提出書類をそのまま信用せず、以下の方法で真正性を検証しましょう。
- ・同一書類の再取得を依頼する
- ・発行元への直接確認する
- ・真正性の検証手続きの徹底する

バックグラウンドチェックを行うメリット
適切なバックグラウンドチェックを実施することで、企業は以下のメリットを得ることができます。
安心して採用できる
バックグラウンドチェックを行うことで、経歴詐称や不適切な在留資格での就労といった問題を未然に防ぐことができます。これにより、採用後のトラブルを避け、企業は安心して人材を受け入れることが可能です。
また、候補者のスキルや経験を正確に把握できるため、適材適所の配置ができるでしょう。
不法就労・制度違反のリスクを回避(特に特定技能・技人国で重要)
在留資格の間違いは、企業に重大なリスクをもたらします。
バックグラウンドチェックは、不法就労を未然に防ぐための重要手段です。
在留資格の種類と活動内容が一致していない場合、企業は不法就労助長罪に問われる可能性があります。
たとえ“本人が働けると言っていた”としても、確認を怠れば企業側も処罰の対象になります。
特に「特定技能」や「技術・人文知識・国際業務(技人国)」は、仕事内容に対する適合性が厳しく審査されるため、より慎重なチェックが欠かせません。
近年、出入国在留管理庁は外国人雇用管理に関する指導・監査を強化しており、契約内容や実際の労働条件が異なる場合でも指摘対象になります。
そのため企業側は、採用前の確認だけでなく、採用後も在留期間の更新時期の管理や、職務内容変更時の届出などを適切に行うことが求められます。そのため、バックグラウンドチェックは外国人採用を安全かつ安定的に行うためのメリットとなります。
企業イメージとコンプライアンスの向上につながる
適切な採用プロセスを整えることは、企業のコンプライアンス意識の高さを示すことになり、社会的な信頼性の向上が期待できます。昨今、企業のガバナンスが重視される中で、確立された体制を持つことは、取引先や顧客からの信頼獲得にもつながります。
また、既存の従業員にとっても、会社がしっかりとした基準で採用を行っていることで、職場に対する安心感や信頼感が高まります。
まとめ
外国人雇用におけるバックグラウンドチェックは、企業にとって重要な採用プロセスの1つです。

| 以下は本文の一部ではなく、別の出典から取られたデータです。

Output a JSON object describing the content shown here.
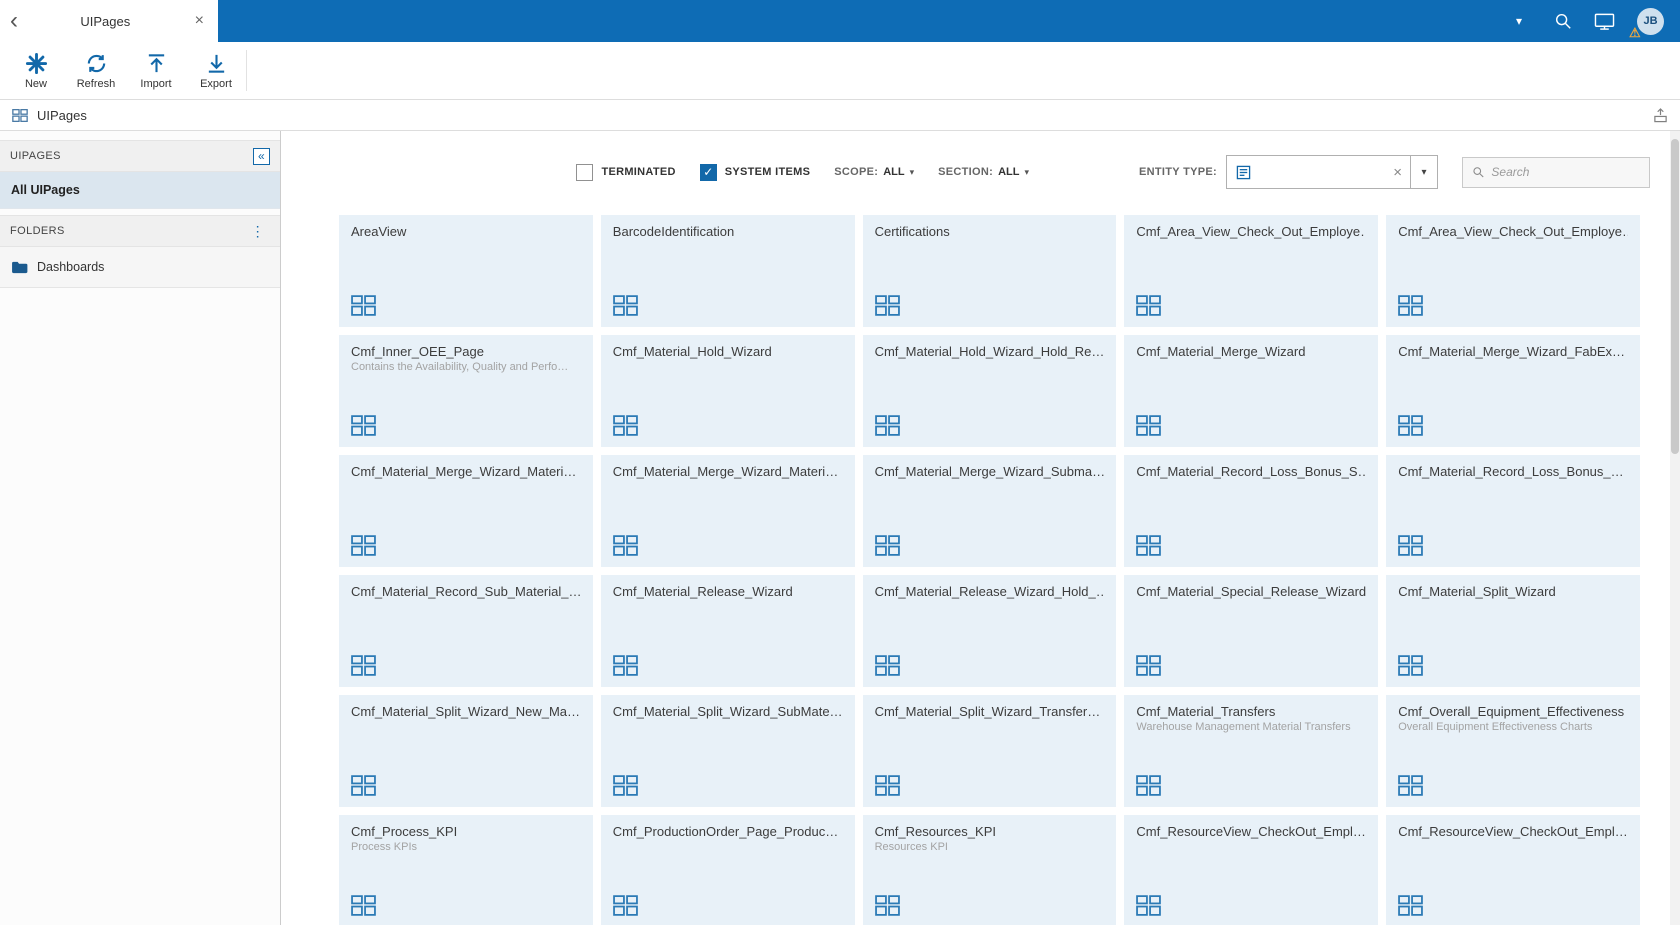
{
  "colors": {
    "topbar_blue": "#0e6cb5",
    "accent_blue": "#1268a9",
    "tile_background": "#e8f1f8",
    "selected_item_background": "#dbe6ef",
    "warning_orange": "#eda73f"
  },
  "icons": {
    "back": "‹",
    "close": "×",
    "caret_down": "▾",
    "dots_menu": "⋮",
    "collapse_panel": "«",
    "clear": "×",
    "check": "✓",
    "warning": "⚠"
  },
  "topbar": {
    "tab_title": "UIPages",
    "avatar_initials": "JB"
  },
  "toolbar": {
    "buttons": [
      {
        "label": "New"
      },
      {
        "label": "Refresh"
      },
      {
        "label": "Import"
      },
      {
        "label": "Export"
      }
    ]
  },
  "breadcrumb": {
    "title": "UIPages"
  },
  "sidebar": {
    "uipages_header": "UIPAGES",
    "all_uipages_label": "All UIPages",
    "folders_header": "FOLDERS",
    "folder_items": [
      {
        "label": "Dashboards"
      }
    ]
  },
  "filters": {
    "terminated": {
      "label": "TERMINATED",
      "checked": false
    },
    "system_items": {
      "label": "SYSTEM ITEMS",
      "checked": true
    },
    "scope_label": "SCOPE:",
    "scope_value": "ALL",
    "section_label": "SECTION:",
    "section_value": "ALL",
    "entity_type_label": "ENTITY TYPE:",
    "search_placeholder": "Search"
  },
  "tiles": [
    {
      "title": "AreaView",
      "description": ""
    },
    {
      "title": "BarcodeIdentification",
      "description": ""
    },
    {
      "title": "Certifications",
      "description": ""
    },
    {
      "title": "Cmf_Area_View_Check_Out_Employe…",
      "description": ""
    },
    {
      "title": "Cmf_Area_View_Check_Out_Employe…",
      "description": ""
    },
    {
      "title": "Cmf_Inner_OEE_Page",
      "description": "Contains the Availability, Quality and Perfo…"
    },
    {
      "title": "Cmf_Material_Hold_Wizard",
      "description": ""
    },
    {
      "title": "Cmf_Material_Hold_Wizard_Hold_Re…",
      "description": ""
    },
    {
      "title": "Cmf_Material_Merge_Wizard",
      "description": ""
    },
    {
      "title": "Cmf_Material_Merge_Wizard_FabEx…",
      "description": ""
    },
    {
      "title": "Cmf_Material_Merge_Wizard_Materi…",
      "description": ""
    },
    {
      "title": "Cmf_Material_Merge_Wizard_Materi…",
      "description": ""
    },
    {
      "title": "Cmf_Material_Merge_Wizard_Subma…",
      "description": ""
    },
    {
      "title": "Cmf_Material_Record_Loss_Bonus_S…",
      "description": ""
    },
    {
      "title": "Cmf_Material_Record_Loss_Bonus_…",
      "description": ""
    },
    {
      "title": "Cmf_Material_Record_Sub_Material_…",
      "description": ""
    },
    {
      "title": "Cmf_Material_Release_Wizard",
      "description": ""
    },
    {
      "title": "Cmf_Material_Release_Wizard_Hold_…",
      "description": ""
    },
    {
      "title": "Cmf_Material_Special_Release_Wizard",
      "description": ""
    },
    {
      "title": "Cmf_Material_Split_Wizard",
      "description": ""
    },
    {
      "title": "Cmf_Material_Split_Wizard_New_Ma…",
      "description": ""
    },
    {
      "title": "Cmf_Material_Split_Wizard_SubMate…",
      "description": ""
    },
    {
      "title": "Cmf_Material_Split_Wizard_Transfer…",
      "description": ""
    },
    {
      "title": "Cmf_Material_Transfers",
      "description": "Warehouse Management Material Transfers"
    },
    {
      "title": "Cmf_Overall_Equipment_Effectiveness",
      "description": "Overall Equipment Effectiveness Charts"
    },
    {
      "title": "Cmf_Process_KPI",
      "description": "Process KPIs"
    },
    {
      "title": "Cmf_ProductionOrder_Page_Produc…",
      "description": ""
    },
    {
      "title": "Cmf_Resources_KPI",
      "description": "Resources KPI"
    },
    {
      "title": "Cmf_ResourceView_CheckOut_Empl…",
      "description": ""
    },
    {
      "title": "Cmf_ResourceView_CheckOut_Empl…",
      "description": ""
    }
  ]
}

候補者の提出書類をそのまま受け取るだけでなく、学歴・経歴、在留資格の有無、犯罪歴、経済的信用情報など、必要な項目を適切に確認することが大切です。
自社で外国人雇用をする場合は、特に慎重な対応が求められます。
応募者の出身国の文化や法制度、商習慣を理解したうえで、適切なバックグラウンドチェックを行うことが、企業のリスク管理において欠かせません。
バックグラウンドチェックを通じて、企業も従業員も安心して働ける環境を構築しましょう。